Selon un rapport récemment publié par le cabinet de conseil en stratégie Kearney, l’Afrique subit chaque année des pertes directes estimées à 3,5 milliards de dollars en raison des cyberattaques. Ces attaques ont également un impact sur les opportunités d’affaires, entraînant des pertes supplémentaires eu égard à la détérioration de la réputation des entreprises. Autrement dit, la cybersécurité est un enjeu très important pour l’Afrique.

Face à cette menace croissante, l’Afrique doit augmenter ses investissements dans la cybersécurité d’environ 4,2 milliards de dollars par an afin de renforcer sa résilience face à ces attaques de plus en plus fréquentes, variées et dangereuses. Cette nécessité est d’autant plus pressante dans un contexte de transformation accélérée du continent.

Si l’on se réfère au rapport intitulé « Cybersecurity in Africa – a call to Action », le montant de 4,2 milliards de dollars nécessaires pour renforcer la cybersécurité en Afrique représente environ 0,25% du PIB cumulé du continent. Ce ratio d’investissement par rapport au PIB est similaire au niveau moyen des dépenses réalisées dans le domaine de la cybersécurité dans des marchés matures tels que les États-Unis, le Royaume-Uni et l’Allemagne.

Le rapport souligne également que l’Afrique du Sud est le pays le plus proche du niveau d’investissement enregistré dans ces marchés matures, avec des dépenses annuelles estimées à 0,19% de son PIB. En revanche, les investissements dans la cybersécurité dans les pays d’Afrique du Nord représentent en moyenne seulement 0,06% du PIB, tandis que ce taux est encore plus bas dans les pays d’Afrique subsaharienne (hors Afrique du Sud) avec seulement 0,03% du PIB.
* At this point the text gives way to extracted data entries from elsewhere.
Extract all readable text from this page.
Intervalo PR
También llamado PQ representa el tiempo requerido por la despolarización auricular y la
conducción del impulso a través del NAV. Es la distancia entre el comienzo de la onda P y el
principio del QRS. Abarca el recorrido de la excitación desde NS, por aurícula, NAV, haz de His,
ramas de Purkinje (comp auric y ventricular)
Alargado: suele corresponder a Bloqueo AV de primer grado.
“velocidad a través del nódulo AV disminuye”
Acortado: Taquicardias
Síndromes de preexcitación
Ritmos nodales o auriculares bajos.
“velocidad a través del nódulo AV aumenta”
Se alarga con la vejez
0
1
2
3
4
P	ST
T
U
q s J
Malgré une croissance attendue du marché de la cybersécurité en Afrique, avec une évaluation de 2,5 milliards de dollars en 2020 et une projection de 3,7 milliards de dollars d’ici 2025, le continent reste vulnérable aux cyberattaques en raison de l’adoption rapide des technologies de l’information et de la communication et de son importance stratégique croissante.Les pertes directes estimées à 3,5 milliards de dollars par an en raison de ces attaques, en plus des opportunités d’affaires manquées dues à la détérioration de la réputation, soulignent un niveau de cyber-résilience insuffisant en Afrique. Ces pertes considérables mettent en évidence l’urgence d’accroître les investissements dans la cybersécurité et de renforcer les mesures de prévention, de détection et de réponse aux cyberattaques sur le continent.Les cyberattaques sont encore perçues comme un problème technique par les entreprises africaines, qui n’en mesurent pas toujours l’impact potentiel sur leurs revenus. Cette perception limite souvent les mesures de sécurité mises en place, laissant les entreprises vulnérables face aux cybermenaces.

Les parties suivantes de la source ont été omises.